Publish date: 2024-09-20

Glute Workouts or booty gains.  Of course, we want to look good in our leggings, shorts, or suit but, there’s more to building your glutes. 

Having strong glutes is very important in building a foundation for your body. Whether you’re an athlete or just want to improve your strength, building your glutes is the most important foundation.  They are the largest muscle group in the body and build a strong foundation for a strong core.  Weak Glutes could lead to pain or weakness in other areas of your body. 

 There is 6 exercises and they make up a 3 round circuit.  Each exercise will be worked for 1 minute.  You will work for 45 seconds and rest for 15 seconds. 

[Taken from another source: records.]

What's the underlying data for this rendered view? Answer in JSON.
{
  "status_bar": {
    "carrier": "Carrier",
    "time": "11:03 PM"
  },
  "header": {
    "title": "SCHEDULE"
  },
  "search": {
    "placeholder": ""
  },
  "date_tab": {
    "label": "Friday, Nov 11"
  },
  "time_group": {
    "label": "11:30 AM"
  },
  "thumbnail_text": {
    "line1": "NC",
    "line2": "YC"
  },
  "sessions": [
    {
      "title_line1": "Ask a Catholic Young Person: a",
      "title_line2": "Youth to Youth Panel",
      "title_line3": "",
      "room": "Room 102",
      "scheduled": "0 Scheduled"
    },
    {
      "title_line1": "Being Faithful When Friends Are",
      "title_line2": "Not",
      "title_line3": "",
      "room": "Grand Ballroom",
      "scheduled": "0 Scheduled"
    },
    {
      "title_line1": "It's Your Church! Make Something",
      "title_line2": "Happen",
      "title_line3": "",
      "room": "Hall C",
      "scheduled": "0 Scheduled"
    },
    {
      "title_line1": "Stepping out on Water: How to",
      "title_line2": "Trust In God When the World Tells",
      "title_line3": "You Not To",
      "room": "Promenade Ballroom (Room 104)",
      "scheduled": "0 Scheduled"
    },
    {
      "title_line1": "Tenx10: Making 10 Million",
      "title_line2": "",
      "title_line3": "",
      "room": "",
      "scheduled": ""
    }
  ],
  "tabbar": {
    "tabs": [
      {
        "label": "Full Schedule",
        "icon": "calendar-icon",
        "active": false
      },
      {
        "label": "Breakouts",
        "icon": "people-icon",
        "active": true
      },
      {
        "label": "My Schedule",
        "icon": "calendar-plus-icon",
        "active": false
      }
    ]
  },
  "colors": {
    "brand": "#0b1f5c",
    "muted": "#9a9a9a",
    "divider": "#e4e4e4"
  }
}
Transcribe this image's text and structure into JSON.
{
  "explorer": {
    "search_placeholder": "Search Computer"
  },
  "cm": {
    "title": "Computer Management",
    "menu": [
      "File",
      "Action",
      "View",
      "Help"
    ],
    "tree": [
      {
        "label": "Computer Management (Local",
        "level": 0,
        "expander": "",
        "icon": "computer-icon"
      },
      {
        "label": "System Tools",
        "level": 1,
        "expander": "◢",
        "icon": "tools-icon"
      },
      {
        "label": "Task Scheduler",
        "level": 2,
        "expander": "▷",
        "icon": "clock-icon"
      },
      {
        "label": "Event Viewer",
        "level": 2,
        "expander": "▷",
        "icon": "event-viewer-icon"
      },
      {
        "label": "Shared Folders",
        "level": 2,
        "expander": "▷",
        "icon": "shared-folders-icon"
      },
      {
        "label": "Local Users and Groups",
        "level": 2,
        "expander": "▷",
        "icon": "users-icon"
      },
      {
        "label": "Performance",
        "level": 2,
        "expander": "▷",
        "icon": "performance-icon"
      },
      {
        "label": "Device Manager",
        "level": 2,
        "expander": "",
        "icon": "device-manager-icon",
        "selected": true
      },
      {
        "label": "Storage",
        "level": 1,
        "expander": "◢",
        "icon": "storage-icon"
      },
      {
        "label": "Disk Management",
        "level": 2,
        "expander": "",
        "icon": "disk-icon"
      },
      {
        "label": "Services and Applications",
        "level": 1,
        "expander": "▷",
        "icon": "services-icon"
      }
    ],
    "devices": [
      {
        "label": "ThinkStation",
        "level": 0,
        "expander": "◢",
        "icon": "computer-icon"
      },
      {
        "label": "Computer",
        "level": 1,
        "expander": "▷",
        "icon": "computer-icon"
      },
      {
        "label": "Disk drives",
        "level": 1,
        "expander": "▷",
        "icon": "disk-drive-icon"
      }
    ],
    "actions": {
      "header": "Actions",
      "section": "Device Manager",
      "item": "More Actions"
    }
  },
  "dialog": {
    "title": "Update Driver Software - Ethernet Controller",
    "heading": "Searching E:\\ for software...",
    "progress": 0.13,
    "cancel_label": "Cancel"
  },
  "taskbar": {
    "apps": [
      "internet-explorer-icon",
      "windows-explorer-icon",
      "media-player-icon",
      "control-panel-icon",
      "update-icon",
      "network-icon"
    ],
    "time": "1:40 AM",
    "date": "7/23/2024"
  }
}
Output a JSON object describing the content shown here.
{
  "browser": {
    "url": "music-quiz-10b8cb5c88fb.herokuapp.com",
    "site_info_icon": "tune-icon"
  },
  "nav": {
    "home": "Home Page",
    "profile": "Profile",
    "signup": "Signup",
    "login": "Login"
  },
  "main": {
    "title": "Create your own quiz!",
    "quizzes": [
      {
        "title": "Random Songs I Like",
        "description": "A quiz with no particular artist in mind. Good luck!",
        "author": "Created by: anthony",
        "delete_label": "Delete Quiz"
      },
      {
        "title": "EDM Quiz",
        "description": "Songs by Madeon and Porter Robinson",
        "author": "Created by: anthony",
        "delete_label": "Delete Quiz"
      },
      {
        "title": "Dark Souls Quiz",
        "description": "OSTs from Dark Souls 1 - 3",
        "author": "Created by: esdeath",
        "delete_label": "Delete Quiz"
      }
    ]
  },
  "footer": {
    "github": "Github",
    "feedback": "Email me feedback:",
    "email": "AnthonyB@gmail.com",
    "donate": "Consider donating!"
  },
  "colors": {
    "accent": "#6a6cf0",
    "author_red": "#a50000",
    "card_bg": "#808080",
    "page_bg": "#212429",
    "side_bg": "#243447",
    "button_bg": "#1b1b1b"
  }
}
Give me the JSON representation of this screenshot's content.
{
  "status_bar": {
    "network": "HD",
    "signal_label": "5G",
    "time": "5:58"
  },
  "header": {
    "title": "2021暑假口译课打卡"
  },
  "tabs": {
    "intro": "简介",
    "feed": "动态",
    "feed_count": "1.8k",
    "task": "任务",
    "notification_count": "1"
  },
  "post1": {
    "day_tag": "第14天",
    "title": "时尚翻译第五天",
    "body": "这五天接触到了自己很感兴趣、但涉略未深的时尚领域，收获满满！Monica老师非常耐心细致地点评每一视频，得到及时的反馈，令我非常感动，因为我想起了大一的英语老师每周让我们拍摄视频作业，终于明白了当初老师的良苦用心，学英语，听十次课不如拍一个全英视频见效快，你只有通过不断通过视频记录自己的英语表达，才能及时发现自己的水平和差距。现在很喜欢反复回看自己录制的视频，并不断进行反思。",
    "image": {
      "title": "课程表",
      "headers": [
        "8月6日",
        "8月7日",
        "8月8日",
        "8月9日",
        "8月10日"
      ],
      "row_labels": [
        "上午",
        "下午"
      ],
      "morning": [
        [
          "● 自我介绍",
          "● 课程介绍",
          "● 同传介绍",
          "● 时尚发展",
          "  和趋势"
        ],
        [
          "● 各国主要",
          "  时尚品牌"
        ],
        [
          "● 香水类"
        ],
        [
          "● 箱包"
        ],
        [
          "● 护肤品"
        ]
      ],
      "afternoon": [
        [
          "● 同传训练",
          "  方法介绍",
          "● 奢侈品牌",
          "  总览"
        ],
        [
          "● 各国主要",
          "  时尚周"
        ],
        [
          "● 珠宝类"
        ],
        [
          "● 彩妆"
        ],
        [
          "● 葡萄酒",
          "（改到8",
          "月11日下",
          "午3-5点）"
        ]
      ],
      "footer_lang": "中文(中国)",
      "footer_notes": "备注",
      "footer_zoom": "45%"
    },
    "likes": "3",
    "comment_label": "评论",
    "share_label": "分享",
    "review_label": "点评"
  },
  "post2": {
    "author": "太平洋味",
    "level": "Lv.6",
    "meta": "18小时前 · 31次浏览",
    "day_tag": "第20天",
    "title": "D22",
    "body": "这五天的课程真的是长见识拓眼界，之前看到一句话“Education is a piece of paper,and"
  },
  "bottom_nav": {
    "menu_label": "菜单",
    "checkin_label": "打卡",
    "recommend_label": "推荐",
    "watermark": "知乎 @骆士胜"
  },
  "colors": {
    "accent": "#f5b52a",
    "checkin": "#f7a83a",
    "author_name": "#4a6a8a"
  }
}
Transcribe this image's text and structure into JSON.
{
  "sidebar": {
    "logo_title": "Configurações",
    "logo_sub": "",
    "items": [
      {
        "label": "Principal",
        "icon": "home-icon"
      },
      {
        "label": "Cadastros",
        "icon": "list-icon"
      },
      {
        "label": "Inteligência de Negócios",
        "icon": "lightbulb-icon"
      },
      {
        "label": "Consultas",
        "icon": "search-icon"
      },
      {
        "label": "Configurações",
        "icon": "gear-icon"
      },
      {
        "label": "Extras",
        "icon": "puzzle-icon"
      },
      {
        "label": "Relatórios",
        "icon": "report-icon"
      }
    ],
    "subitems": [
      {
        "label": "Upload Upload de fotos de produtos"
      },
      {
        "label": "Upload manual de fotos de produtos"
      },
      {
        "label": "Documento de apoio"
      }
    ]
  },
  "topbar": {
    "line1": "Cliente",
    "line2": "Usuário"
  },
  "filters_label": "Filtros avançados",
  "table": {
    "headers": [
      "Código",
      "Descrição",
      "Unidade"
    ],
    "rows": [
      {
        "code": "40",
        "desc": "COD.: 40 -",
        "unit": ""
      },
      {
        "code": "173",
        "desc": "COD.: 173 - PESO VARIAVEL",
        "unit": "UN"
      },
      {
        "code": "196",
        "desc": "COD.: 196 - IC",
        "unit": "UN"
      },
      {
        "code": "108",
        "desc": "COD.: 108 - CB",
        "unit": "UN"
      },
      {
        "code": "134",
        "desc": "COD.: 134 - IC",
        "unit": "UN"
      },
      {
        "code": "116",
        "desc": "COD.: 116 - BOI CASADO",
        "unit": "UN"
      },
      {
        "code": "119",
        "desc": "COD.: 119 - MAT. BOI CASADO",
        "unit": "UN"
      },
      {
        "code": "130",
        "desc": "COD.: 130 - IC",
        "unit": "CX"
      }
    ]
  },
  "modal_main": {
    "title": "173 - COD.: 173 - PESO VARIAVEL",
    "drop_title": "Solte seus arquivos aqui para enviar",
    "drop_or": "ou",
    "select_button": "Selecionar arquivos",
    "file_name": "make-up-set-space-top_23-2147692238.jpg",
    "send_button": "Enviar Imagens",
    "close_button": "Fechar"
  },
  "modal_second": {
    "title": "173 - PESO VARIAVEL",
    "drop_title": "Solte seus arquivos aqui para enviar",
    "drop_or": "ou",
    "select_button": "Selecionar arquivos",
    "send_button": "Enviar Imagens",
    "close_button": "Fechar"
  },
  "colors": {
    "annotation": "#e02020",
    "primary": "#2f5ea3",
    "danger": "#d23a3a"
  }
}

1. Double Low Squat, Pulse and Jump

This three-pronged exercise is a real burner. Ensure you get real deep on each squat and pulse to really hit the glutes.  Keep your back and neck in line and engage the core throughout.  Land softly to take the impact off the back and knees. 

2. Curtsy Lunges

An alternative to the lunge allowing the glutes to be hit from a different angle. Isolating the leg in this way allows for more emphasis to be put on the strength aspect of the quads and glutes. 

3. Glute Kickbacks

Potentially the most useful bodyweight exercise to isolate each glute while using your core to stabilize your body throughout the movement. Be sure to hold the pose for a second to activate the muscle. 

4. Glute Bridge

Probably the most popular glute exercise with the ability to alter the movement so much to make it more difficult whether that be using one leg or adding weight.  Also utilizes the hamstrings for stability and support. 

5. Lunge with Kickback 

Another useful multi movement exercise allowing for focus on the quads and, unlike the lunge, adds an extra move to isolate the glute even more so with the kickback. 

6. Lunge Pulse

Here we take the lunge and add even more focus on the glutes.  Remaining in position and holding a deeper pose with a pulse gives more time under tension for the glutes.  Usually, you would come all the way back up and rely more so on the quads. 

Take Home Message 

Increasing your focus on your glutes and building strength makes for more than a good look. Build a strong foundation for your sport or training and improve your overall strength and posture by taking extra time to build your glutes.